Les premières années, il fallait vraiment mouiller sa chemise pour bien expliquer aux patients :
– comment réaliser le test correctement
-quel était l’intérêt du test
-pourquoi il fallait réaliser 1 coloscopie si le test était positif
-pourquoi il fallait réaliser directement 1 coloscopie s’il y avait eu un antécédent de cancer du colon dans la famille
Petit à petit, ce dépistage semble rencontrer le même succès que celui de la mammographie.
Par contre, nous étions de nombreux médecins à être fort mécontents en novembre!!!
Pourquoi ?
En 2016, de façon très judicieuse, nous avons décidé de copier les Anglais: le mois de novembre est donc devenu « le mois d’arrêt du tabac ».

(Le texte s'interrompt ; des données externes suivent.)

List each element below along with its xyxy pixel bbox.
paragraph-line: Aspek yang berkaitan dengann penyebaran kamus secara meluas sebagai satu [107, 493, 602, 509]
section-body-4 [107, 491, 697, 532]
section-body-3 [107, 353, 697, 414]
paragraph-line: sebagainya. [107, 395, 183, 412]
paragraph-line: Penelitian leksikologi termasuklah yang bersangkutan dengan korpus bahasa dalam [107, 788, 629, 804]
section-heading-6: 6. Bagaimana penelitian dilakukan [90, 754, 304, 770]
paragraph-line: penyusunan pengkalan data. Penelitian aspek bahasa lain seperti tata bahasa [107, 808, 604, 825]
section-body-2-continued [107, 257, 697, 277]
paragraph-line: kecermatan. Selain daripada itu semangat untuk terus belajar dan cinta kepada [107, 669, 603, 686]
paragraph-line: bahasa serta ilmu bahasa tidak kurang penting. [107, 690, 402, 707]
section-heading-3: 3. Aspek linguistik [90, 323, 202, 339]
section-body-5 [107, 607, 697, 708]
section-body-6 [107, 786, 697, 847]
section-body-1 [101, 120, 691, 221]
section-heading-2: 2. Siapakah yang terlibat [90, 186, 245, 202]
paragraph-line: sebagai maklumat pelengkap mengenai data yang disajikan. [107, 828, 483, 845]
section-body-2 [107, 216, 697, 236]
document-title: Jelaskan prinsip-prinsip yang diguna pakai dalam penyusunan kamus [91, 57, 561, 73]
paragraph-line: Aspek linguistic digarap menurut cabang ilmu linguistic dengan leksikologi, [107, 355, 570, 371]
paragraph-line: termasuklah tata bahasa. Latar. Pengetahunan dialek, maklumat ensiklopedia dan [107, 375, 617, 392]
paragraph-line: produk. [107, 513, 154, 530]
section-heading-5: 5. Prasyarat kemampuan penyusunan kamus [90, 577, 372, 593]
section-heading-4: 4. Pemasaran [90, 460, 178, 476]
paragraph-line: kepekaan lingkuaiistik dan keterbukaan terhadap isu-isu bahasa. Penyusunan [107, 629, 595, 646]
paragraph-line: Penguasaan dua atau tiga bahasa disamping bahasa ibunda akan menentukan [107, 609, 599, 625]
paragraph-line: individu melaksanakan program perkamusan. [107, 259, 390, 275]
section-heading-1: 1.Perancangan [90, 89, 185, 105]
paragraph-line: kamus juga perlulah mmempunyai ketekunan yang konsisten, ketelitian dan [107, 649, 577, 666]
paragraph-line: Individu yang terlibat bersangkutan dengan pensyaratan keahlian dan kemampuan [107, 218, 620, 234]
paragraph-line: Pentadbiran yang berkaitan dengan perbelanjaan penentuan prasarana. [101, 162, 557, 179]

Le 24 novembre 2016, lors d’une soirée de formation médicale continue….dont le sujet était « arrêt du tabac et arrêt du cannabis », la pneumologue nous a malicieusement demandé « Qui dans la salle est au courant de la campagne actuelle d’arrêt du tabac ? ». Personne n’était au courant! Elle même ne l’avait appris que 5 jours plus tôt, lors d’un séminaire de pneumologie consacré aux stratégies d’arrêt du tabac….
Pour être honnête, l’ARS a quand même envoyé un mail à tous les médecins du département pour les informer de cette campagne : le mail nous a été adressé le vendredi 25 novembre…….Super efficace!!!